Conjunto de doze contos, o último dos quais escrito por Ana Catarina Almeida, “A Metamorfose de Efigénia” fica completo com a descrição de cinco perfis, cinco figuras marcantes na vida de Miguel Urbano Rodrigues, às quais rende sentido tributo. De João Honrado, “o mais alentejano dos alentejanos” e de Carlos Lopes Pereira, “um internacionalista”, fala com o carinho de quem por eles nutre uma admiração e uma amizade inquebrantáveis. Alexandre “Alex” Pereira, o “revolucionário atípico” é outra figura de proa cujo perfil é alvo dos maiores encómios. Henri Alleg, autor do incontornável “La Question”, a denúncia da tortura que motivou o protesto solidário de Jean Paul Sartre, Roger Martin du Gard e André Malraux, entre muitos outros, é a quarta figura marcante da vida de Miguel Urbano Rodrigues enunciada neste livro.
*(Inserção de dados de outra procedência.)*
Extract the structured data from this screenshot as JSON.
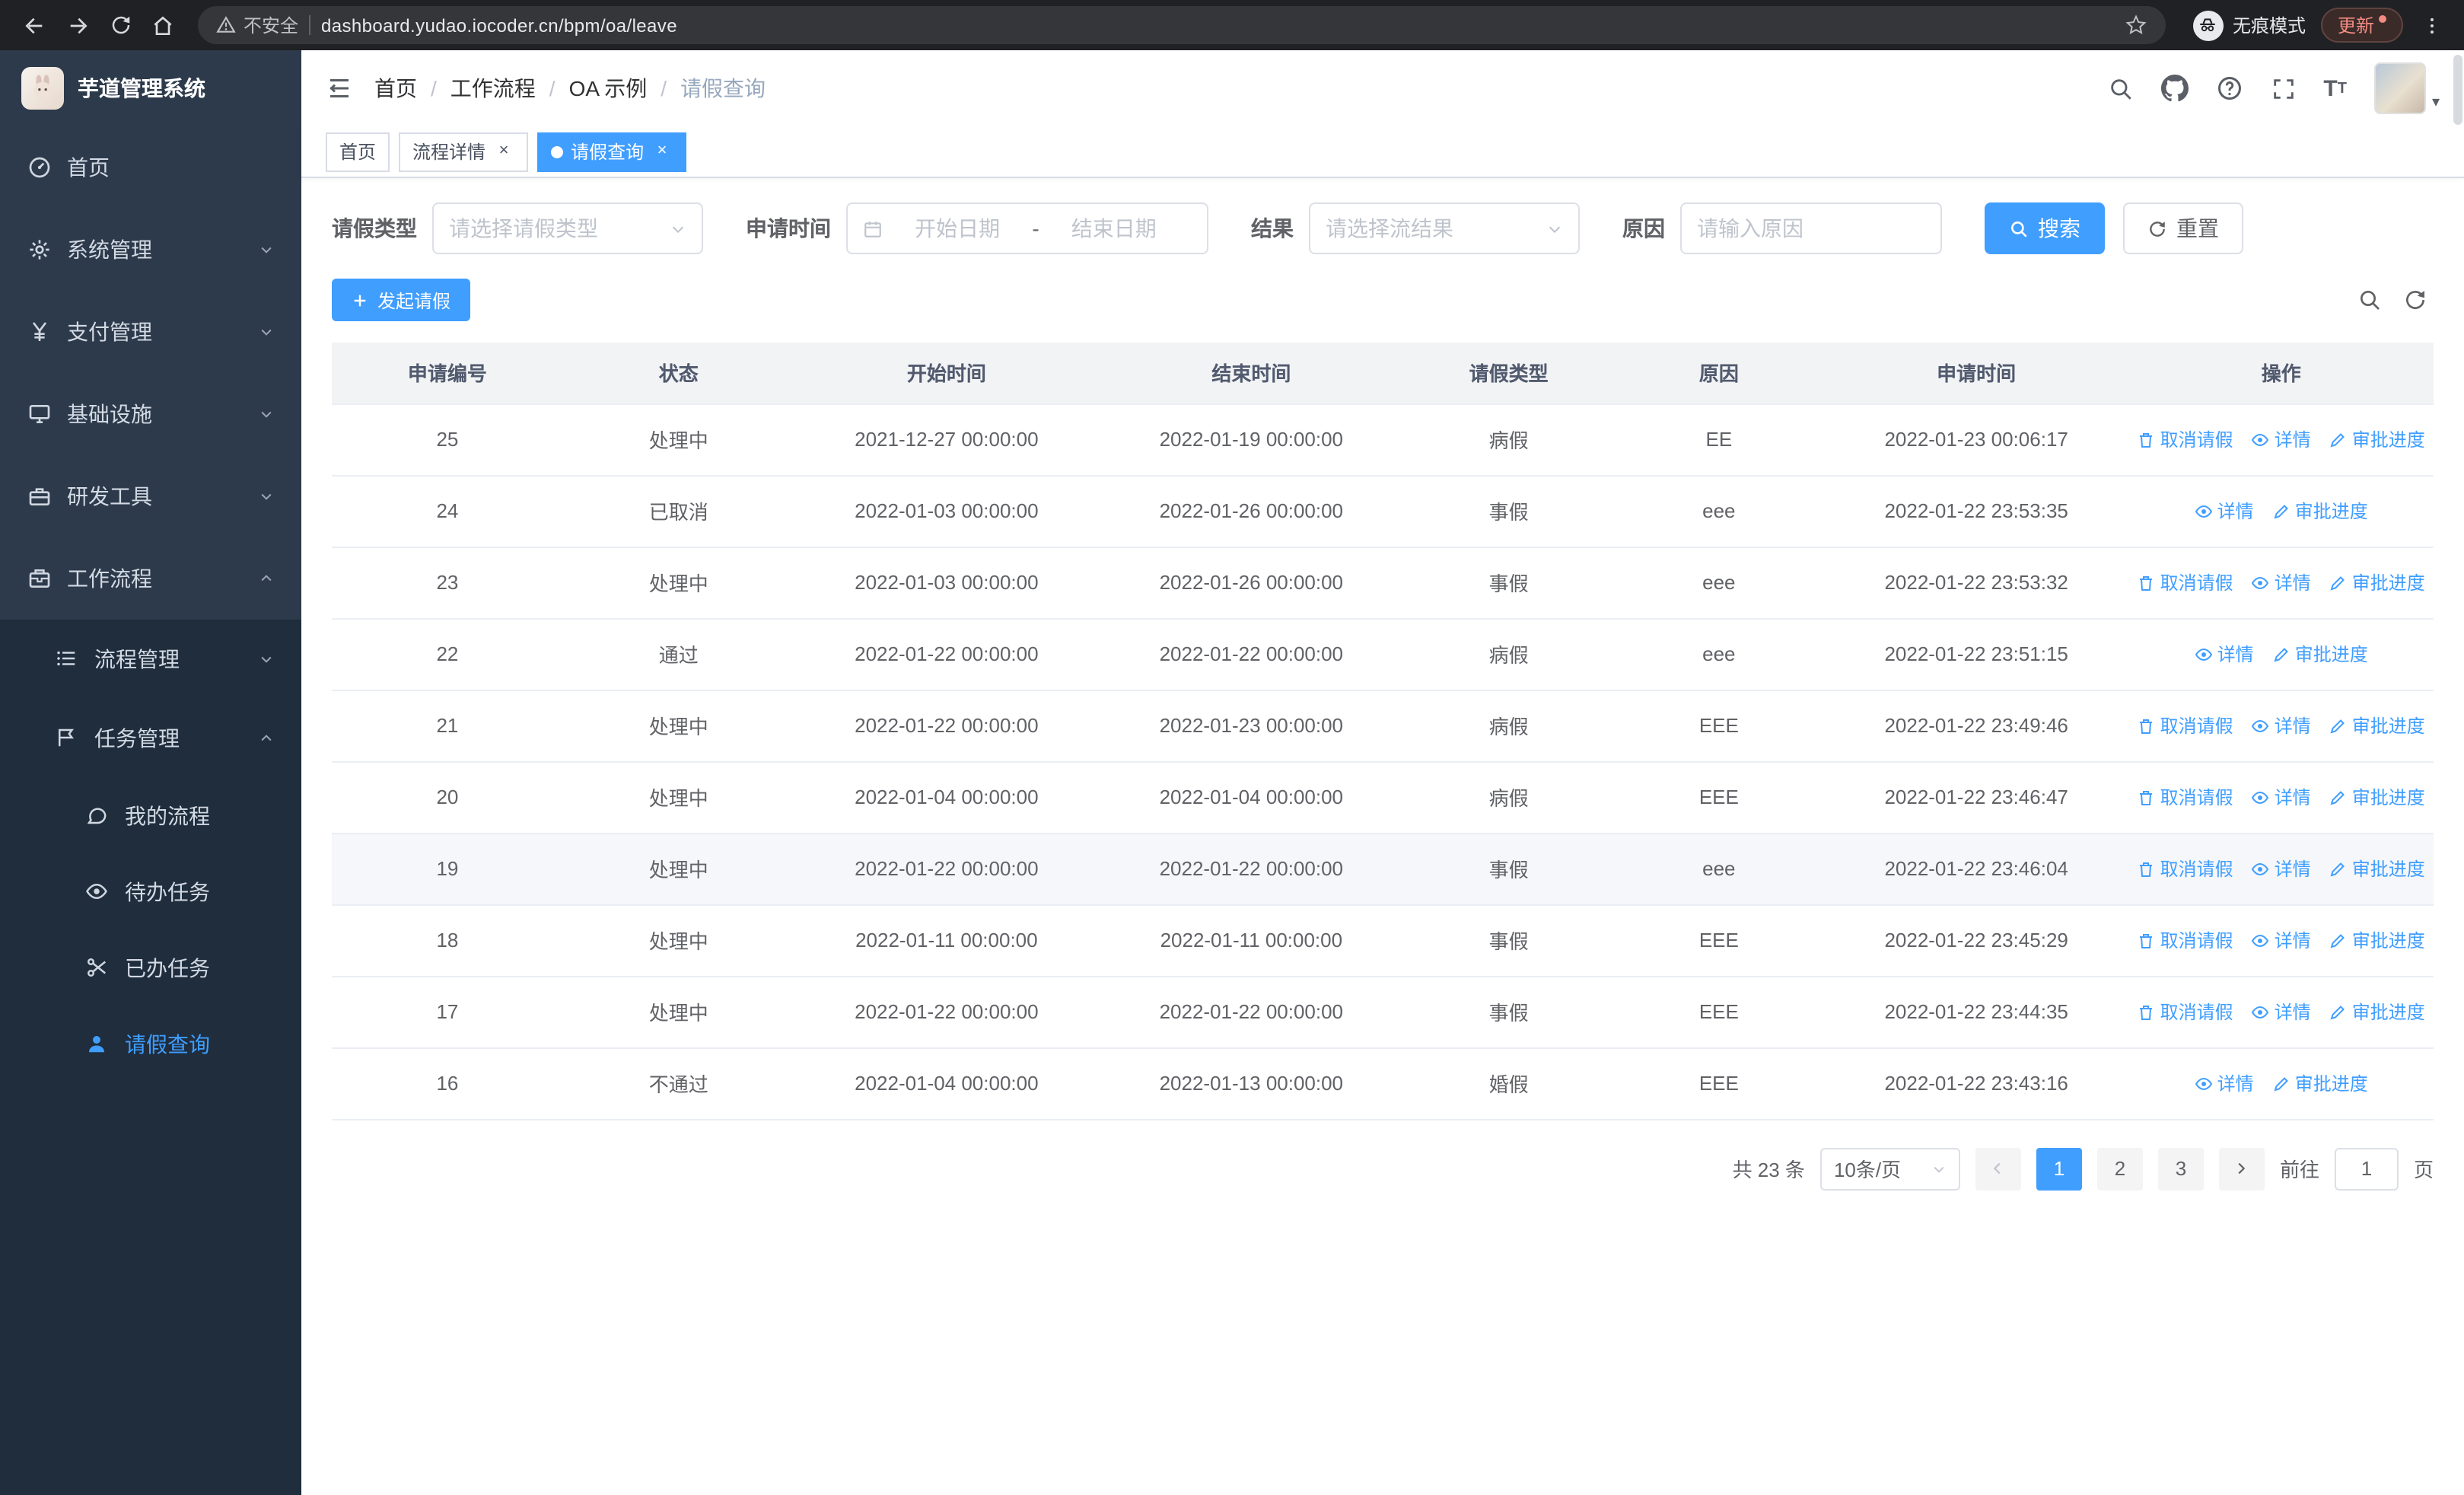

Por fim, George Labica, uma amizade tardia mas particularmente sã, alguém que pronunciou esta frase deliciosa, em jeito de confidência: “Sabes, sentir-me numa cidade governada há três décadas por comunistas, onde a fraternidade nos envolve de manhã à noite, mergulha-me num mundo sonhado cujas portas não fomos capazes de abrir.” A cidade é Serpa, ainda e sempre comunista!